We established the zebrafish embryo as a model to test CB function. Combining high resolution imaging in live embryos, targeted knockdown, sophisticated biochemistry, and molecular biology techniques, we identified an essential function of CBs. Loss of CBs resulted in splicing defects and embryonic lethality, due to an inability to assemble sufficient snRNPs. Thus, CBs promote efficient macromolecular assembly of snRNPs. This work reveals a novel element in cellular logistics, in which CBs and likely other such compartments facilitate macromolecular assembly by concentrating interacting components without the diffusional barrier of membranes. We wonder whether the CB provides a “catalytic surface” for macromolecular assembly, perhaps by aligning interaction partners in favorable orientations. We are taking in vivo and in vitro approaches to understand the structure and molecular function of CBs in snRNP assembly.

 

mRNP Formation, Composition, and Function

Fluorescent microscopy image showing SR proteins, nuclei, and cytoplasm.

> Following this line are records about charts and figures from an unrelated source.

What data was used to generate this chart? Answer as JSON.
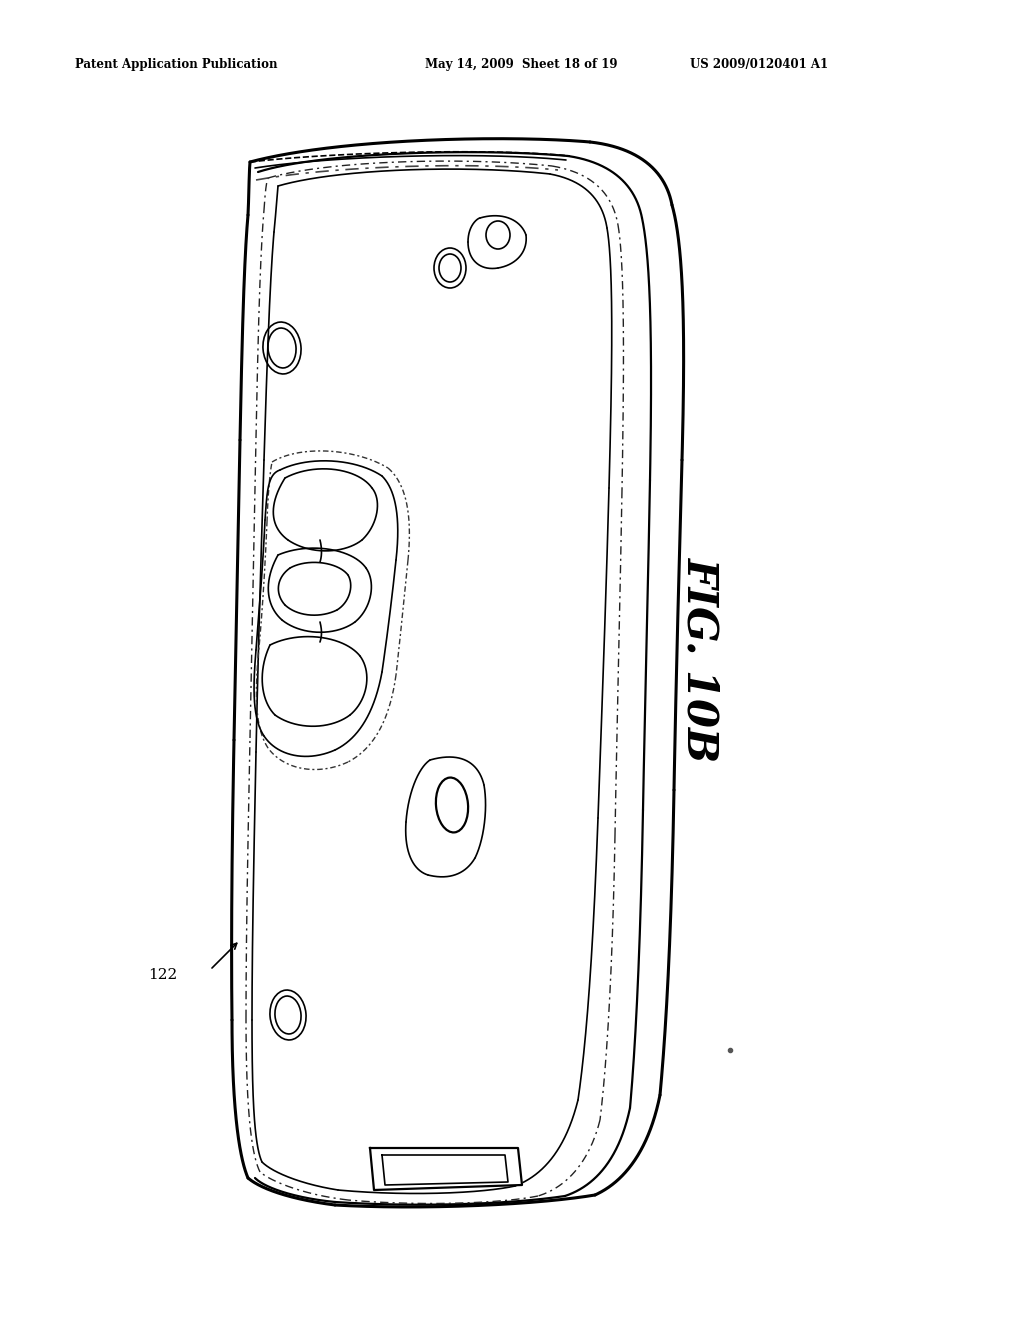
{
  "title_left": "Patent Application Publication",
  "title_center": "May 14, 2009  Sheet 18 of 19",
  "title_right": "US 2009/0120401 A1",
  "fig_label": "FIG. 10B",
  "part_label": "122",
  "background_color": "#ffffff",
  "line_color": "#000000"
}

Genomes encode many hundreds of RNA binding proteins that have roles in transcription, splicing, subcellular localization, stability and translation. Yet we do not have a comprehensive handle on how they work. Each mRNA is bound by numerous RNA binding proteins during its lifetime. How do nascent and mature mRNPs assemble? What is their composition? What are the specific functions of mRNP components in gene expression? These questions currently represent a black box in our knowledge of gene expression.

My lab studies a family of essential RNA binding proteins, the SR proteins, as representatives of this class of regulators. We established physiological expression of tagged versions of each SR protein on bacterial artificial chromosomes (BACs) stably integrated into multipotent murine cell lines. The uniform tag on each protein facilitates biochemical purification of SR protein-specific mRNPs, from which protein and RNA components are analyzed. We identified the mRNA cargoes of SR proteins in cycling and neural cells and found that individual SR proteins associate with a discrete set of mRNAs that changes upon neural differentiation.


Many target mRNAs required the cognate SR protein for their expression. Identification of mRNP components in cycling and neural cells by mass spectrometry is in progress. Targeted depletion of individual SR proteins leads to discrete, largely non-overlapping changes in alternative splicing. Our vision is that the SR proteins provide an opportunity to systematically determine the role of RNA-binding proteins in each step of gene expression, because we can compare and contrast family members that are structurally highly related. We are currently generating large genome-wide datasets to provide insight into the function of SR proteins at all phases of gene expression.